Château Prieuré-Lichine, 4me Cru Classe, Margaux
A chewy red, with blackberry and wet earth character. Full-bodied, with angular tannins and a toasted oak and fruit finish. Lots of tobacco. Slightly overextracted. 85-88. James Suckling
Château Rieussec 1er Cru Classe, Sauternes
Bright and fruity with lemon, apricot and lilacs on the nose. Full-bodied, with a lovely intensity and bright acidity. Long and elegant. The palate builds on the finish. Not the 2001 (Wine of the Year) but very good indeed. 92-94. James Suckling
Chateau Troplong Mondot, grand cru classe, St-Emilion
I was quite impressed with this wine. It has dark plum choco-berry aromas and some savoury oak notes. The palate has plenty of volume and fruit sweetness, choco-berry flavours and fine lacy but chalky tannins. The wine has a very understated power and finesse. Medium to long term cellaring. 90-93 Andrew Caillard MW
Another terrific effort from charming proprietress Christine Valette, the dense blue/purple-hued 2004 Troplong Mondot displays a striking nose of acacia flowers intermixed with crushed rocks, black currants, cherries, blueberries, and raspberries. This layered, structured, backward, but enormously well-endowed 2004 is a marvelous demonstration of how to produce an elegant as well as substantially flavored wine. It will need 2-3 years of cellaring and should keep until 2020. 92-94 Robert Parker Jr.

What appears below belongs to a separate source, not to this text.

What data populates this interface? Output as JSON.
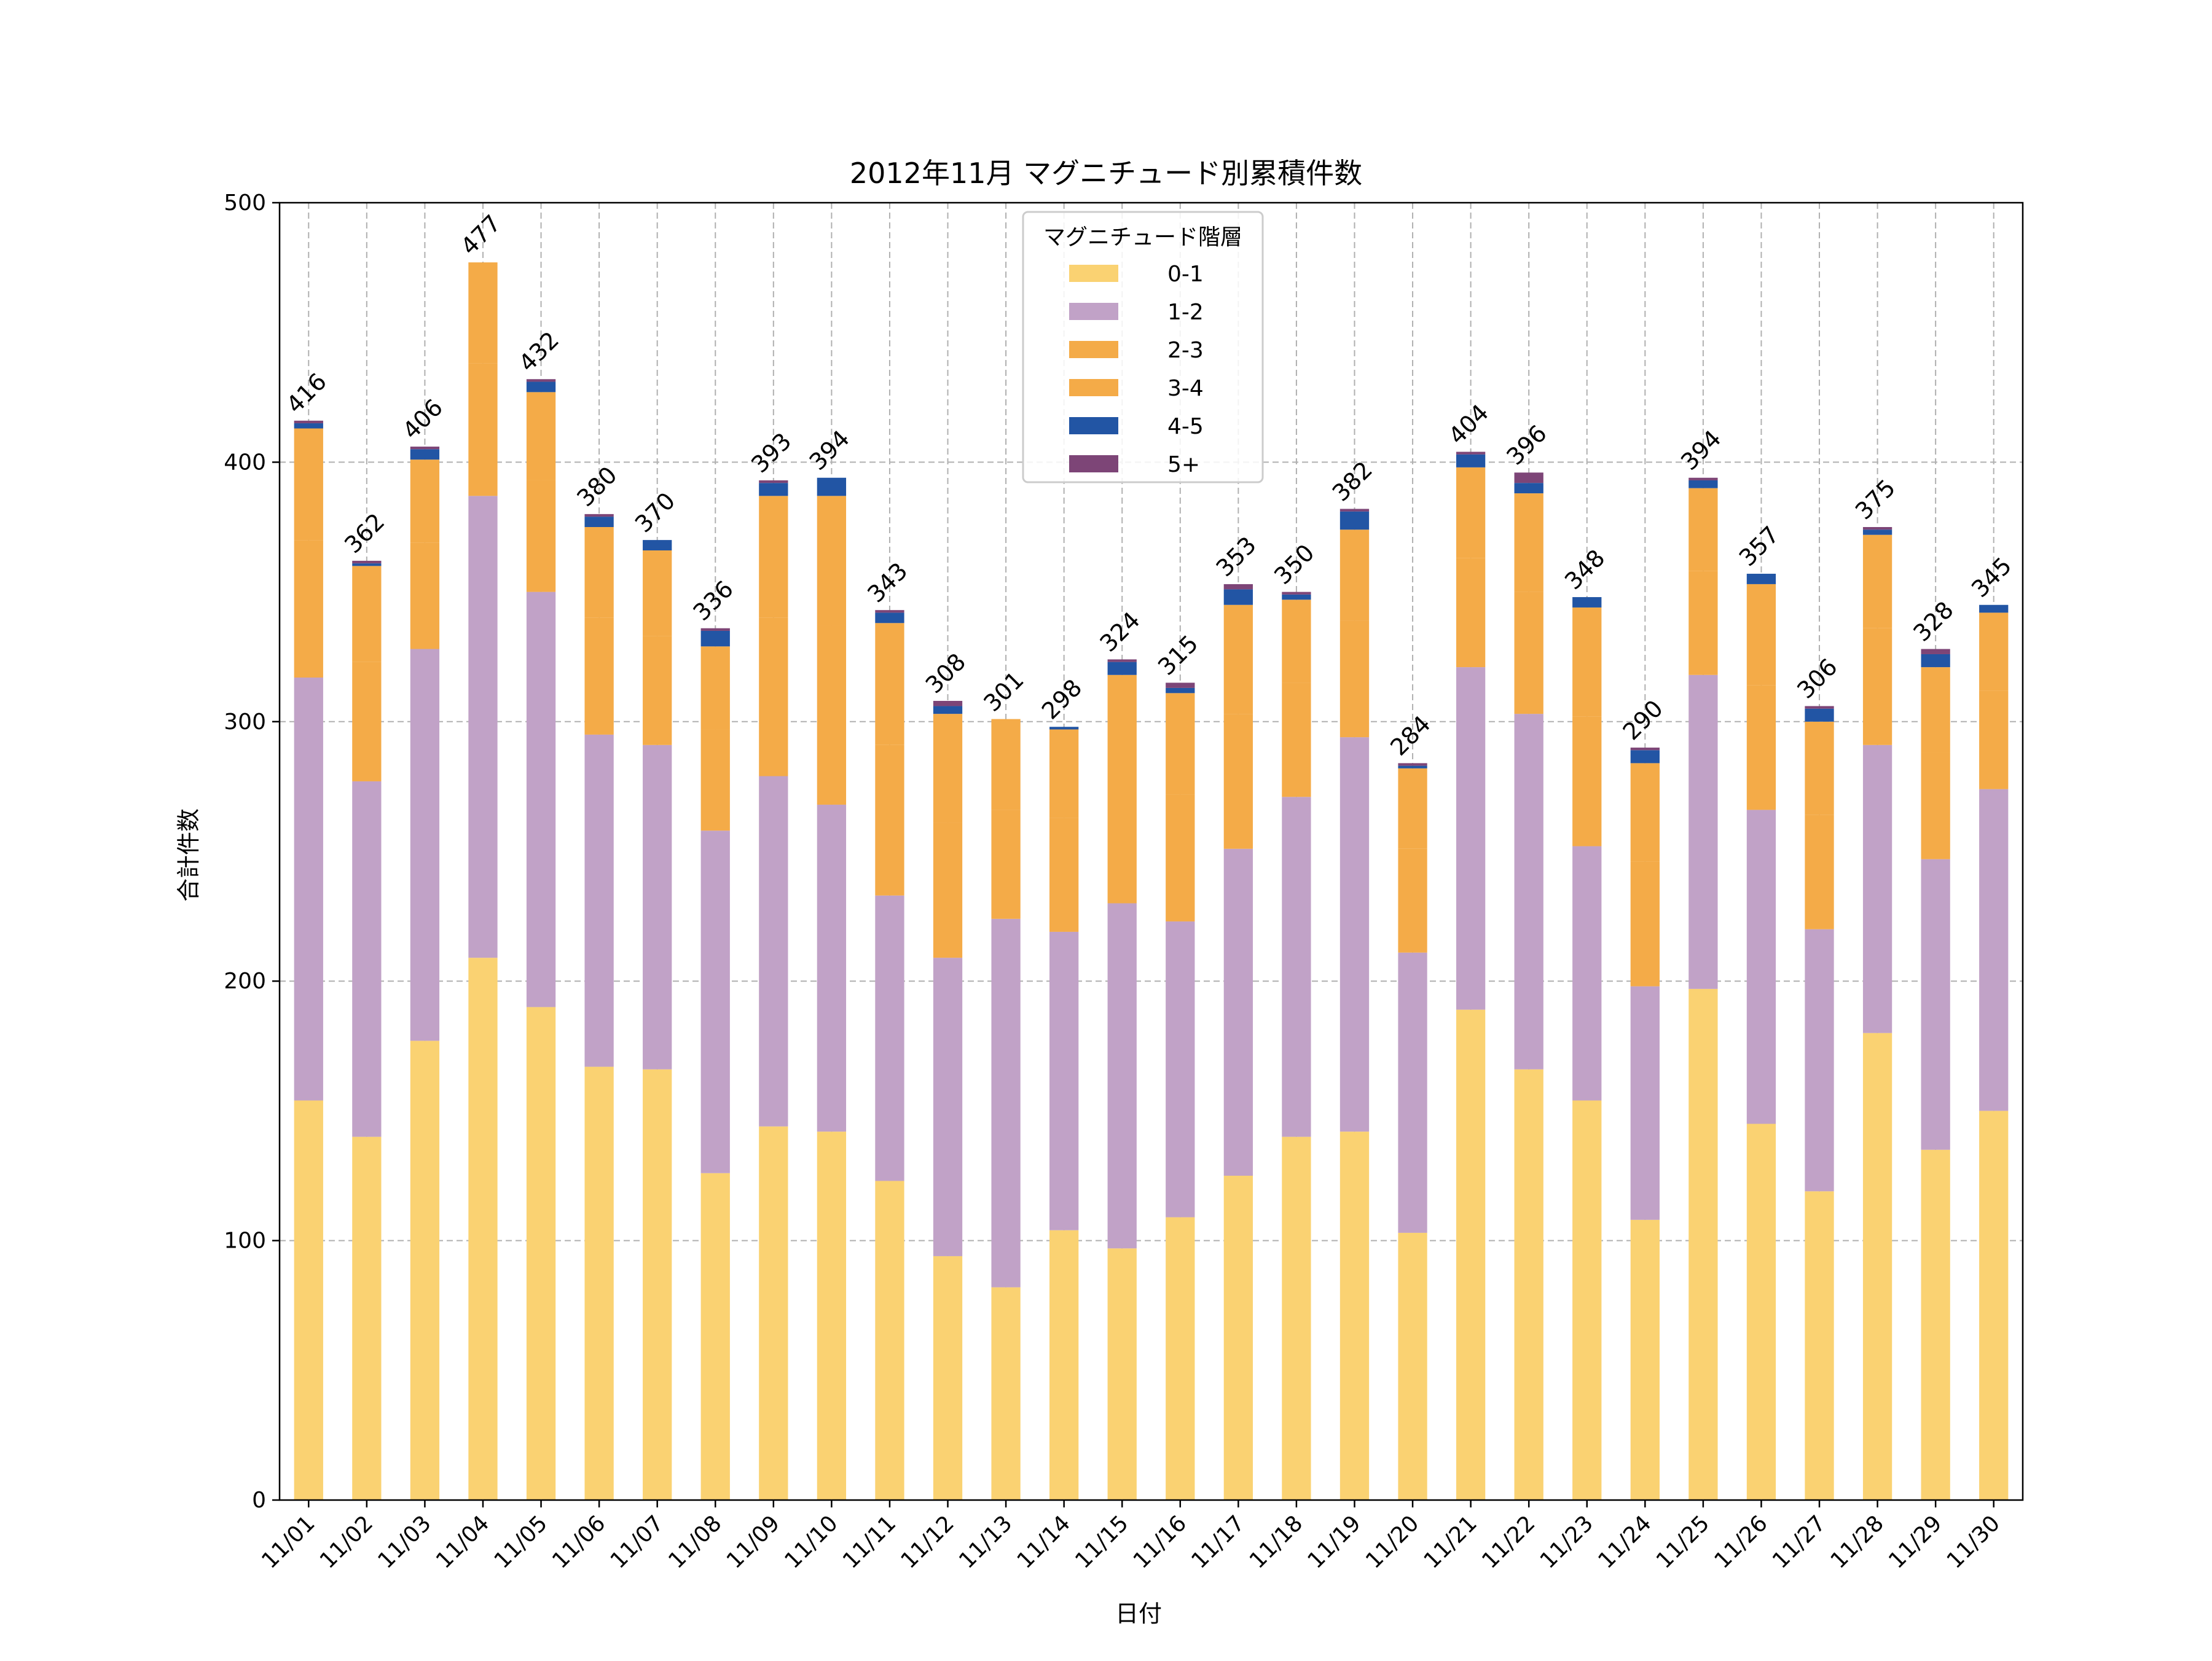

Chateau Valandraud, St-Emilion
Another massively tannic wine from Jean-Luc Thunevin’s garage right in Saint-Emilion Village. There is rich fruit under, with a dark, plummy character. But so tannic! 85-89 Wine International (Anthony Rose, Charles Metcalfe and Derek Smedley MW) June 2005 (Bizarrely the kosher version scored slightly higher: 88-92.)